2) Colère et violence :

-        Le monologue de Pierre va donc avoir pour objet de justifier un sentiment bas (la jalousie) pour lui donner une caution morale. Le texte répond en cela au chapitre IV (même structure en diptyque), mais alors qu’au chapitre IV l’accusateur finissait par s’accuser, ici l’accusation renchérit.

-        Mais ce monologue est avant tout l’expression d’une colère brutale. Outre les anaphores, la violence de Pierre est perceptible par de nombreuses gradations :

-        la phrase “ Elle l'avait vue, touchée, maniée, contemplée ” combine un chiasme (toucher et vue) et une gradation (maniée est plus fort que touchée, contemplée est plus fort que vue) ; même technique avec “ rien dire, rien faire, rien montrer, rien révéler ” ;

-        la séquence par les poignets, par les épaules ou par les cheveux développe cette violence sur un rythme ternaire, amplifié par un groupe de quatre participes (“ jetée à terre, frappée, meurtrie, écrasée ”) formant à leur tour gradation.

-        Parallèlement à ces gradations, le champ lexical de la colère s’amplifie au fil du texte : colère exaspérée / fureur / haine).

 

3) Péché et punition :

-        Mais à cette colère brutale d’homme trompé vient se superposer une autre notion, celle de péché : Pierre n’est plus un fils œdipien qui, comme un mari trompé, veut exercer une vengeance personnelle.

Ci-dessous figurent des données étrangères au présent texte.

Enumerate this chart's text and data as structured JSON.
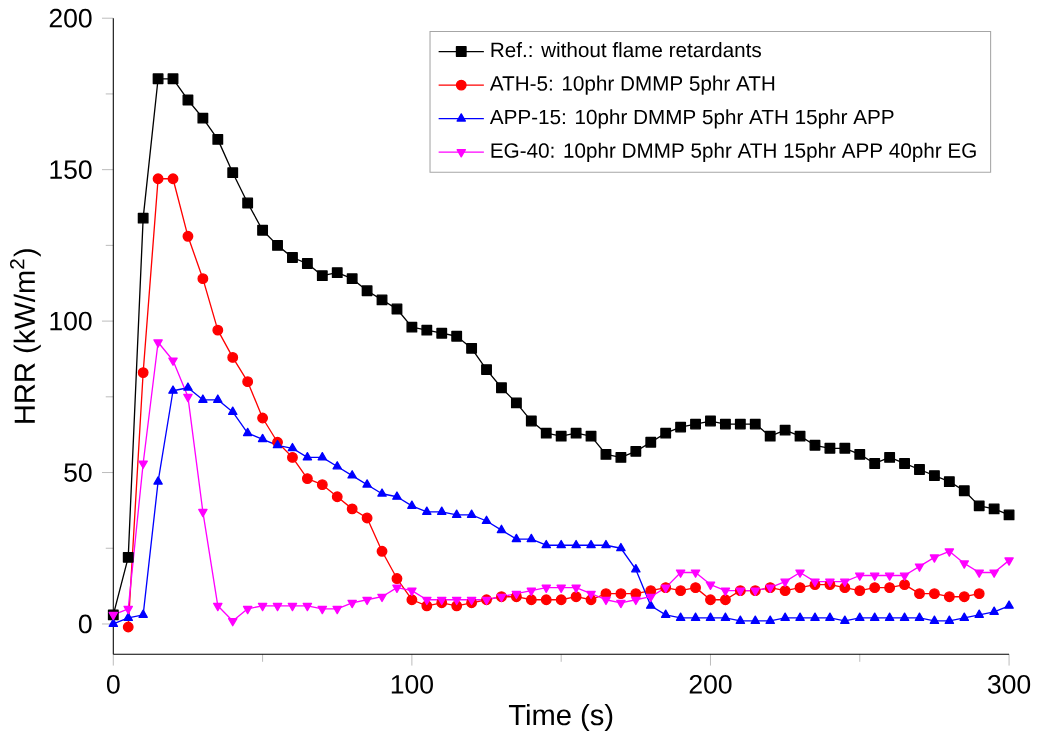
{
  "chart_data": {
    "type": "line",
    "xlabel": "Time (s)",
    "ylabel": "HRR (kW/m$^{2}$)",
    "x": [
      0,
      5,
      10,
      15,
      20,
      25,
      30,
      35,
      40,
      45,
      50,
      55,
      60,
      65,
      70,
      75,
      80,
      85,
      90,
      95,
      100,
      105,
      110,
      115,
      120,
      125,
      130,
      135,
      140,
      145,
      150,
      155,
      160,
      165,
      170,
      175,
      180,
      185,
      190,
      195,
      200,
      205,
      210,
      215,
      220,
      225,
      230,
      235,
      240,
      245,
      250,
      255,
      260,
      265,
      270,
      275,
      280,
      285,
      290,
      295,
      300
    ],
    "xlim": [
      0,
      300
    ],
    "xticks": [
      0,
      100,
      200,
      300
    ],
    "ylim": [
      -10,
      200
    ],
    "yticks": [
      0,
      50,
      100,
      150,
      200
    ],
    "legend": "top right",
    "grid": false,
    "line_style": "solid",
    "series": [
      {
        "name": "Ref.: without flame retardants",
        "color": "#000000",
        "marker": "square",
        "values": [
          3,
          22,
          134,
          180,
          180,
          173,
          167,
          160,
          149,
          139,
          130,
          125,
          121,
          119,
          115,
          116,
          114,
          110,
          107,
          104,
          98,
          97,
          96,
          95,
          91,
          84,
          78,
          73,
          67,
          63,
          62,
          63,
          62,
          56,
          55,
          57,
          60,
          63,
          65,
          66,
          67,
          66,
          66,
          66,
          62,
          64,
          62,
          59,
          58,
          58,
          56,
          53,
          55,
          53,
          51,
          49,
          47,
          44,
          39,
          38,
          36
        ]
      },
      {
        "name": "ATH-5: 10phr DMMP 5phr ATH",
        "color": "#ff0000",
        "marker": "circle",
        "values": [
          null,
          -1,
          83,
          147,
          147,
          128,
          114,
          97,
          88,
          80,
          68,
          60,
          55,
          48,
          46,
          42,
          38,
          35,
          24,
          15,
          8,
          6,
          7,
          6,
          7,
          8,
          9,
          9,
          8,
          8,
          8,
          9,
          8,
          10,
          10,
          10,
          11,
          12,
          11,
          12,
          8,
          8,
          11,
          11,
          12,
          11,
          12,
          13,
          13,
          12,
          11,
          12,
          12,
          13,
          10,
          10,
          9,
          9,
          10,
          null,
          null
        ]
      },
      {
        "name": "APP-15: 10phr DMMP 5phr ATH 15phr APP",
        "color": "#0000ff",
        "marker": "triangle",
        "values": [
          0,
          2,
          3,
          47,
          77,
          78,
          74,
          74,
          70,
          63,
          61,
          59,
          58,
          55,
          55,
          52,
          49,
          46,
          43,
          42,
          39,
          37,
          37,
          36,
          36,
          34,
          31,
          28,
          28,
          26,
          26,
          26,
          26,
          26,
          25,
          18,
          6,
          3,
          2,
          2,
          2,
          2,
          1,
          1,
          1,
          2,
          2,
          2,
          2,
          1,
          2,
          2,
          2,
          2,
          2,
          1,
          1,
          2,
          3,
          4,
          6
        ]
      },
      {
        "name": "EG-40: 10phr DMMP 5phr ATH 15phr APP 40phr EG",
        "color": "#ff00ff",
        "marker": "triangle_down",
        "values": [
          3,
          5,
          53,
          93,
          87,
          75,
          37,
          6,
          1,
          5,
          6,
          6,
          6,
          6,
          5,
          5,
          7,
          8,
          9,
          12,
          11,
          8,
          8,
          8,
          8,
          8,
          9,
          10,
          11,
          12,
          12,
          12,
          10,
          8,
          7,
          8,
          9,
          12,
          17,
          17,
          13,
          11,
          11,
          11,
          12,
          14,
          17,
          14,
          14,
          14,
          16,
          16,
          16,
          16,
          19,
          22,
          24,
          20,
          17,
          17,
          21
        ]
      }
    ]
  }
}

-        Le champ lexical de la religion vient discrètement suggérer que la mère est coupable d’un grave péché : Pierre a été volé dans son affection sacrée, sa mère l’a trompé dans son pieux respect ; comme une idolâtre elle contemple (connotation religieuse) le portrait de son amant.

-        Cette dimension religieuse est confirmée par le champ lexical du devoir (Elle se devait à lui irréprochable, comme se doivent toutes les mères / quand la femme est devenue mère, son devoir a grandi). On retrouve là la conception manichéenne des femmes propre à Pierre : une mère doit être irréprochable, sinon elle est comme une prostituée (criminelle / lâche, indigne et infâme). La formule sa mère, qui avait menti suggère, en reprenant pour la troisième fois avait menti, que ce mensonge est comme une tache indélébile : sa mère est désormais une menteuse, d’où le champ lexical du secret et de la tromperie (tiroir secret, trompé, volé, trahison honteuse, perfidie).

-        A ce thème vient se greffer naturellement celui de la bâtardise (son devoir a grandi puisque la nature lui confie une race). Pierre pourra désormais en bonne conscience être jaloux de son frère et de sa mère : Jean est le fruit d’un péché, sa mère n’est qu’une prostituée.

 

Conclusion :

  Ce texte marque donc une étape importante dans le roman : c’est la certitude de la trahison de Mme Rolland, mais surtout c’est la légitimation du harcèlement que Pierre va désormais exercer sur sa mère.